A homeless person sleeping rough in a doorway Credit: Yui Mok/PA

"For about a decade we’ve been subsidising a lot of our contracts and especially the last few years with the cost of living crisis.

"We haven’t seen an increase in our contract income, so the same income we had 10 years ago for those contracts is the same as we’ve got now. 

"They are supposed to be fully-funded contracts but we are subsidising them.

"And therefore any further cuts to those services will result in service closure - not just for Julian House, but for other providers as well."

This comes at a time when Julian House is needed "more than ever before", Roanne added.

"I’ve worked in BANES for 20 years and we’re seeing a lot more economically-driven homelessness.

"Previously, we’d see people who had come from very difficult home situations, like they’d come from care or real trauma in their lives. 

"We’re seeing more and more people who are sleeping in their cars, who have lost their job and their relationship and their home all at the same time.

"We’re now in a situation where people who have previously been in full-time employment in well-known companies are ending up homeless."

And the impact of this streamlined budget is already being felt - before its even been approved.

Roanne said: "To even hear about these cuts has been really hard for our clients.

"They cannot understand why their home is potentially going to be at risk in the future, why their support worker might not be there anymore."

And, in time, people like Michael may have nowhere to go.

He said: "I know for a fact that if this place and others like it didn’t exist, there would be a lot of deaths, a lot. 

"Either through drug abuse, poor mental health, suicide, sleeping rough in the cold with nowhere to get a meal.

"The crime rate would rise immeasurably because everyone would be stealing food and clothes, that’s just what life is like on the streets.

"This place is a godsend, it’s a lifesaver for some people." 

ITV News West Country approached Bath and North East Somerset Council for comment.

Councillor Mark Elliott, cabinet member for Resources, said: “The current budget proposals actually provide for growth in the Adult Services portfolio in 2024/25 of £4.6m in addition to the current net budget of £60.3m, an increase of 7.7%.

"Almost £1m of this is allocated to meeting additional demands from the growth in numbers of people using these crucial services, many of which are statutory.

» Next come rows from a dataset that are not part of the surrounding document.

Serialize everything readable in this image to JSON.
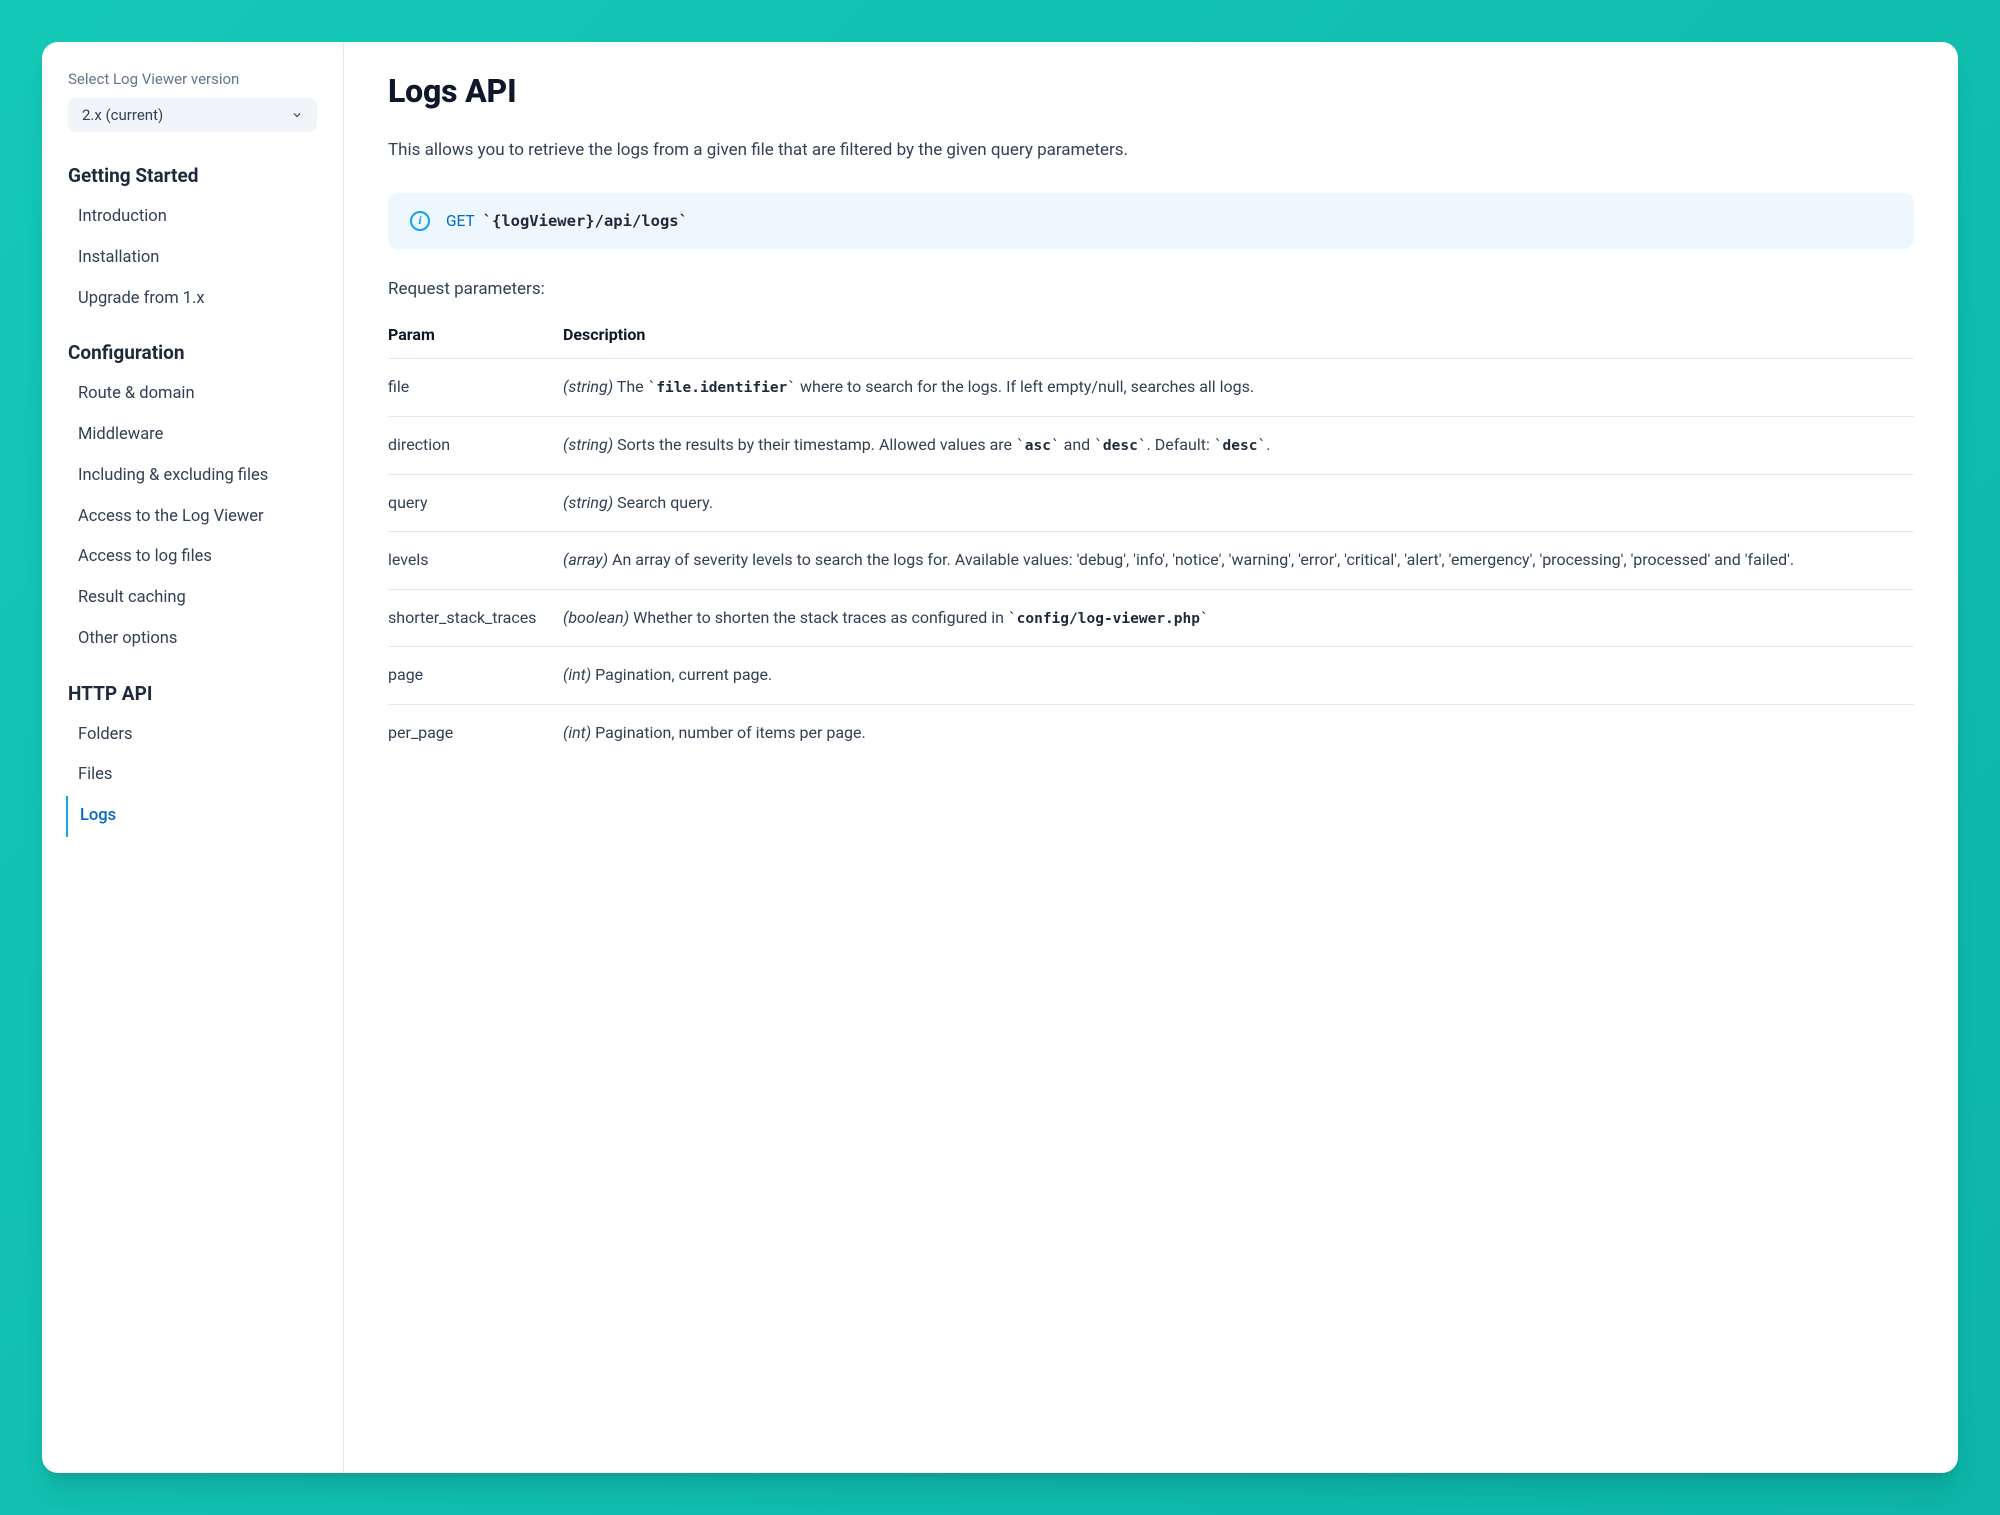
{
  "sidebar": {
    "version_label": "Select Log Viewer version",
    "version_selected": "2.x (current)",
    "sections": [
      {
        "title": "Getting Started",
        "items": [
          "Introduction",
          "Installation",
          "Upgrade from 1.x"
        ]
      },
      {
        "title": "Configuration",
        "items": [
          "Route & domain",
          "Middleware",
          "Including & excluding files",
          "Access to the Log Viewer",
          "Access to log files",
          "Result caching",
          "Other options"
        ]
      },
      {
        "title": "HTTP API",
        "items": [
          "Folders",
          "Files",
          "Logs"
        ]
      }
    ],
    "active_item": "Logs"
  },
  "page": {
    "title": "Logs API",
    "intro": "This allows you to retrieve the logs from a given file that are filtered by the given query parameters.",
    "endpoint": {
      "method": "GET",
      "path": "{logViewer}/api/logs"
    },
    "params_heading": "Request parameters:",
    "table_headers": {
      "param": "Param",
      "description": "Description"
    },
    "params": [
      {
        "name": "file",
        "type": "(string)",
        "desc_before": " The ",
        "code1": "file.identifier",
        "desc_mid1": " where to search for the logs. If left empty/null, searches all logs."
      },
      {
        "name": "direction",
        "type": "(string)",
        "desc_before": " Sorts the results by their timestamp. Allowed values are ",
        "code1": "asc",
        "desc_mid1": " and ",
        "code2": "desc",
        "desc_mid2": ". Default: ",
        "code3": "desc",
        "desc_after": "."
      },
      {
        "name": "query",
        "type": "(string)",
        "desc_before": " Search query."
      },
      {
        "name": "levels",
        "type": "(array)",
        "desc_before": " An array of severity levels to search the logs for. Available values: 'debug', 'info', 'notice', 'warning', 'error', 'critical', 'alert', 'emergency', 'processing', 'processed' and 'failed'."
      },
      {
        "name": "shorter_stack_traces",
        "type": "(boolean)",
        "desc_before": " Whether to shorten the stack traces as configured in ",
        "code1": "config/log-viewer.php"
      },
      {
        "name": "page",
        "type": "(int)",
        "desc_before": " Pagination, current page."
      },
      {
        "name": "per_page",
        "type": "(int)",
        "desc_before": " Pagination, number of items per page."
      }
    ]
  }
}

“Savings are needed as the council is required to agree a fully balanced budget, and for 2024/25 we had a £16.82m funding gap, which we needed income generation and savings to close.

"The savings requirement in Adult Services is £2.3m in 2024/25 which is 3.6% of the revised budget for 2024/25.

“In relation to the community services savings item, these specific contracts have not been looked at for some time and given these huge financial pressures we need to look at ways of focusing our spend on the greatest need and on prioritising the statutory provision laid down by central government.

"We are acutely aware of the risk that a decrease in funding for preventative services may create a budget pressure for statutory services in the future.

"We greatly value our third sector partners who do really important work and will work with them to minimise this.

"We have consulted on our budget proposals, listened carefully to the feedback, and will consider views carefully."